James' Muse May 30, 2009 at 2:36 PM  

As for empathy,

"And that's why I went into that in my opening statement. Because when a case comes before me involving, let's say, someone who is an immigrant -- and we get an awful lot of immigration cases and naturalization cases -- I can't help but think of my own ancestors, because it wasn't that long ago when they were in that position.



And so it's my job to apply the law. It's not my job to change the law or to bend the law to achieve any result.





But when I look at those cases, I have to say to myself, and I do say to myself, "You know, this could be your grandfather, this could be your grandmother. They were not citizens at one time, and they were people who came to this country.






When I have cases involving children, I can't help but think of my own children and think about my children being treated in the way that children may be treated in the case that's before me.



And that goes down the line. When I get a case about discrimination, I have to think about people in my own family who suffered discrimination because of their ethnic background or because of religion or because of gender.




And I do take that into account.




When I have a case involving someone who's been subjected to discrimination because of disability, I have to think of people who I've known and admire very greatly who've had disabilities, and I've watched them struggle to overcome the barriers that society puts up often just because it doesn't think of what it's doing -- the barriers that it puts up to them.

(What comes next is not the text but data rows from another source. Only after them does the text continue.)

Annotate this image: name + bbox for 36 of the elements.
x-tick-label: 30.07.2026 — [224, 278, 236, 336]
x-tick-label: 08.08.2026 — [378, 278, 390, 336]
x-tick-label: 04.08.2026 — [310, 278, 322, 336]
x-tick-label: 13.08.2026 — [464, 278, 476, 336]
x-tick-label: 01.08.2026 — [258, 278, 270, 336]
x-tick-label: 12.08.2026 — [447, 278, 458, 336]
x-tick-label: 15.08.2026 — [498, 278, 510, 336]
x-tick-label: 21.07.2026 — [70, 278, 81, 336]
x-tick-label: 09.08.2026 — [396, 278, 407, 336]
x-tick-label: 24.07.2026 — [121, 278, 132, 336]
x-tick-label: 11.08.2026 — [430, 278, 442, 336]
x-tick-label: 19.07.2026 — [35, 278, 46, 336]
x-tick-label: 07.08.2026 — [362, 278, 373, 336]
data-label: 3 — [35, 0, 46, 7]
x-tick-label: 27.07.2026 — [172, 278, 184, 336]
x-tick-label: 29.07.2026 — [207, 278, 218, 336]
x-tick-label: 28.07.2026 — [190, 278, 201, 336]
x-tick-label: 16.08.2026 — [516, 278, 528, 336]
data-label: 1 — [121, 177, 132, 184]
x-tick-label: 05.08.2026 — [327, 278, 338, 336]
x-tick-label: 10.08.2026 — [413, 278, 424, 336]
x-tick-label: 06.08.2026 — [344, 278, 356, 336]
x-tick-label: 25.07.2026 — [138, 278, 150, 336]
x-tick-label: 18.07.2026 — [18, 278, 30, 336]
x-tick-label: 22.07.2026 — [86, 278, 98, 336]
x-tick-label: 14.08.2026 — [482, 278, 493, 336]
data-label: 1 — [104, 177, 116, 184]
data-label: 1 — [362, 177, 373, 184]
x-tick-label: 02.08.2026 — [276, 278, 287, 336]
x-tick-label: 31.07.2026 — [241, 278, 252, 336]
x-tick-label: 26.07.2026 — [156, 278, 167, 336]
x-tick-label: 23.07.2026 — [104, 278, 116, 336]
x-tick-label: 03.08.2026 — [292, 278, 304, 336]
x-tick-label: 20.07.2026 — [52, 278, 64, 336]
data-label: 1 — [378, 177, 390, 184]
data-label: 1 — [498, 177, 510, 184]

So those are some of the experiences that have shaped me as a person."
--Supreme Court Justice Samuel Alito

James' Muse May 31, 2009 at 11:33 PM  

Why? Because Rush Limbaugh told you so?

Miss T.C. Shore June 1, 2009 at 3:52 PM  

I make my own decisions based on the facts and I don't listen to Rush.

Miss T.C. Shore June 1, 2009 at 3:55 PM  

You've pretty much said as much in your defense of her. Nine white males sitting as justices can't make an impartial decision. They will make decisions based on their bias.

But, apparently a latina woman CAN make an impartial decision because of her "rich experiences."

I thought the decisions were supposed to be based on the constitution, not on the "richness of our experiences."

James' Muse June 2, 2009 at 1:31 PM  

She said they could make impartial decisions if they want to. She is saying that those who refuse to look beyond their own race will make uniformed decisions. If you read the entire thing she is only referring to those that "won't open their eyes." It wasn't until 1979 that an all white male supreme court actually ruled on the side of civil rights. Those were white men that opened their eyes.

She is saying that she would make a better decision than someone who refuses to look beyond their own biases.

The Constitution is quite gray in many areas, so judges draw upon their experience and precedent to make a wise decision. Having a balanced supreme court is a good supreme court.

Also, Sotomayor has made all of her past decisions on precedent alone, many times ruling on the side of conservatism.